ISO/IEC TR 24731-2:2010
ISO/IEC TR 24772:2013Use of Libraries [TRJ]

Bibliography

[Seacord 2005b]"Managed String Library for C, C/C++"
[Seacord 2013]Chapter 2, "Strings"



8 Comments

  1. Jonathan Leffler

    Is there a recommendation for how to use these functions on machines where the standard compilers do not support them?

    1. Robert Seacord

      > Is there a recommendation for how to use these functions on machines where the standard compilers do not support them?

      A TR 24731-1 implementation is available as part of the Dinkumware Compleat Libraries.

    2. Jeffrey Walton

      Hi Jonathan,

      > Is there a recommendation for how to use these functions on machines where the
      > standard compilers do not support them
      The functions are usually either (1) available, or (2) not available in a library. Microsoft makes the functions available in its standard runtimes, Linux, Unix, and BSD do not.
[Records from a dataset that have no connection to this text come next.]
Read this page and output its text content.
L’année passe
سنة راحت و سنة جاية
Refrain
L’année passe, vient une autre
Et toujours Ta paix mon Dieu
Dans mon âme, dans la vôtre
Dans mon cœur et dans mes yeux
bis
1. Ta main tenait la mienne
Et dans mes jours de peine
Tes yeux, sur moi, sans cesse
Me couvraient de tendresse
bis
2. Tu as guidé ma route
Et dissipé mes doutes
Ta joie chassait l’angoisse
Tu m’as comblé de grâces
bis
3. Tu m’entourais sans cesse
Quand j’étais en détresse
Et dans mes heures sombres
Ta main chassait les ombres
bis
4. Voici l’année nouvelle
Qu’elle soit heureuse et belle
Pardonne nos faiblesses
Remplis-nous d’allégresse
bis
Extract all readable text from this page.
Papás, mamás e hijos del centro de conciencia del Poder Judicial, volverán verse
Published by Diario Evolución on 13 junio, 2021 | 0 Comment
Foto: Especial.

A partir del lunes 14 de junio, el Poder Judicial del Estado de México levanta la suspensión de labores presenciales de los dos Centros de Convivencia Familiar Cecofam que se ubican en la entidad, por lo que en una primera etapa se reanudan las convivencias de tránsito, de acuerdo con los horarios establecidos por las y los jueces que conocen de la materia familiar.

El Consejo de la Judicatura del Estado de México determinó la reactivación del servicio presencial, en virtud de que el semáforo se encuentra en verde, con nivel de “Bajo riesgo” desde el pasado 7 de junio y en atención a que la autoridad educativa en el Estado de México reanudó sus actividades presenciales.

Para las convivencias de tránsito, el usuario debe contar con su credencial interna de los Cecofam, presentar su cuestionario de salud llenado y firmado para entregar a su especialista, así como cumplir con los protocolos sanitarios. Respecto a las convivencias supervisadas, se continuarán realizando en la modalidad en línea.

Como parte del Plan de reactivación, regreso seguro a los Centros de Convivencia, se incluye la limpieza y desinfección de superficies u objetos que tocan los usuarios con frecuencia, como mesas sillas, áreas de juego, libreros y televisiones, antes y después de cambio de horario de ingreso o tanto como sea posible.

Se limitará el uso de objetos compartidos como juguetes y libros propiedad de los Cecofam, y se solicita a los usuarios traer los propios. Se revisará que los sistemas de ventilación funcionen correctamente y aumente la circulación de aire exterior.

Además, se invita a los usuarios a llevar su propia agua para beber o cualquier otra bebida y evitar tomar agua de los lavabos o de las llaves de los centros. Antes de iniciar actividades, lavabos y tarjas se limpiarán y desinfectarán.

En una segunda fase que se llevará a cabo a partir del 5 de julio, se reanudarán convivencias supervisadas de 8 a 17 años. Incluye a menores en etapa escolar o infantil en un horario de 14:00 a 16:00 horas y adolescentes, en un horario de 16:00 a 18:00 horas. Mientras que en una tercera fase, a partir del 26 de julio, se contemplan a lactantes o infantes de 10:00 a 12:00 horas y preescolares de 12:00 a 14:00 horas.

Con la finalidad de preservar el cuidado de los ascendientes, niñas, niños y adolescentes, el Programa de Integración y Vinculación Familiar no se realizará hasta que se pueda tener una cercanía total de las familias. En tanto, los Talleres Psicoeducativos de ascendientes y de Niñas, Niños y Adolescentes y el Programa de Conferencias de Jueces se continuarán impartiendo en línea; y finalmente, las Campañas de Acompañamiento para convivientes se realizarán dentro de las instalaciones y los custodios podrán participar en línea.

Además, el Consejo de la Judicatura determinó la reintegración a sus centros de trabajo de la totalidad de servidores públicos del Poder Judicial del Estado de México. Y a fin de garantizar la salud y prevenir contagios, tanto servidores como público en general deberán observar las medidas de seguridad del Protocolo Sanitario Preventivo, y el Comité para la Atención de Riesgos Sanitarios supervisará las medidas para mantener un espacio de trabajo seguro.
      If you're on a Unix-like platform, try the following as 'safer' replacements to the less-secure C string functions until the fate of TR 24731 is determined (ISO/IEC TR 24731 is a Technical Report of type 2. ... without an immediate possibility of an agreement on an International Standard 1). Taken from Apple's Secure Coding Guide, p 36 2):

      strcat -> strlcat
      strcpy -> strlcpy
      strncat -> strlcat
      strncpy -> strlcpy
      sprintf -> snprintf
      vsprintf -> vsnprintf
      gets -> fgets

      Jeff

      1 http://www.open-std.org/jtc1/sc22/wg14/www/docs/n1172.pdf
      2 http://developer.apple.com/documentation/Security/Conceptual/SecureCodingGuide/SecureCodingGuide.pdf

      1. David Svoboda

        Actually, WG14 recognizes two TRs: TR24731-1 is the 24731 of which you speak, currently supported by Microsoft but not GCC.
        TR24731-2 is the 'other' TR, and provides similar functionality to TR24731-1, but lists functions commonly used on POSIX systems, including the strl* functions you cite.

        BTW TR24731-1 is now a normative part of the C1x draft (N1494), as Annex K. So I expect that the *_s functions will eventually become supported by GCC if it wants to claim C1x compliance.

        1. Jeffrey Walton

          Hi David,

          I just checked the ISO/IEC's C - Project status and milestones at http://www.open-std.org/Jtc1/sc22/wg14/www/projects.

          Bounds checking interfaces are now part of the C1X draft dated 2010-10-04 (no longer tacked on as an annex). Grab the N1516 PDF at the above link.

          Ulrich Drepper's reign of terror on the safer string functions will be ending shortly. He has made a mess of strl* and friend, and str*_s and friends for far too long.

          > TR24731-2 ... lists functions commonly used on POSIX systems, including the strl* functions you cite

          Sadly, I only saw strndup in TR24731-2. Perhaps I missed a detail somewhere?

          Jeff

          1. Robert Seacord (Manager)

            Jeff,

            I just checked this working draft of C1X and the _s functions are still defined in Annex K (normative) Bounds-checking interfaces.

            However, I believe you are correct concerning TR24731-2.

            rCs

  2. Herbie Robinson

    This should explictly mention the strl... variants as well as the ..._s variants.  Both are useful depending on the context.  

    • The strl... variants truncate the result.  They can be added quickly in most cases by adding "l" to the name and adding sizeof(...) as the last argument.  In all the other cases I have encountered, it was just a matter of adding a size parameter to the subroutine that used strcpy or strcat.  It may not be perfect, but it does ensure there is no buffer overflow.  This is especially helpful when you are downstream of an open source project and it's impractical to make massive source changes (because you need to merge every time), but you still want to ensure there are no buffer overflows.  They are also useful in a context where there may not really be buffer overflows, but you want to outlaw all uses of strcpy and strcat just on principle.
    • The ..._s variants report string overflow as an error, which is going to be more convenient if you have the luxury and resources to re-engineer the algorithm.

    1. David Svoboda

      The strl...functions are not part of Annex K, whose functions are the scope of this recommendation, hence strl... functions are out of scope.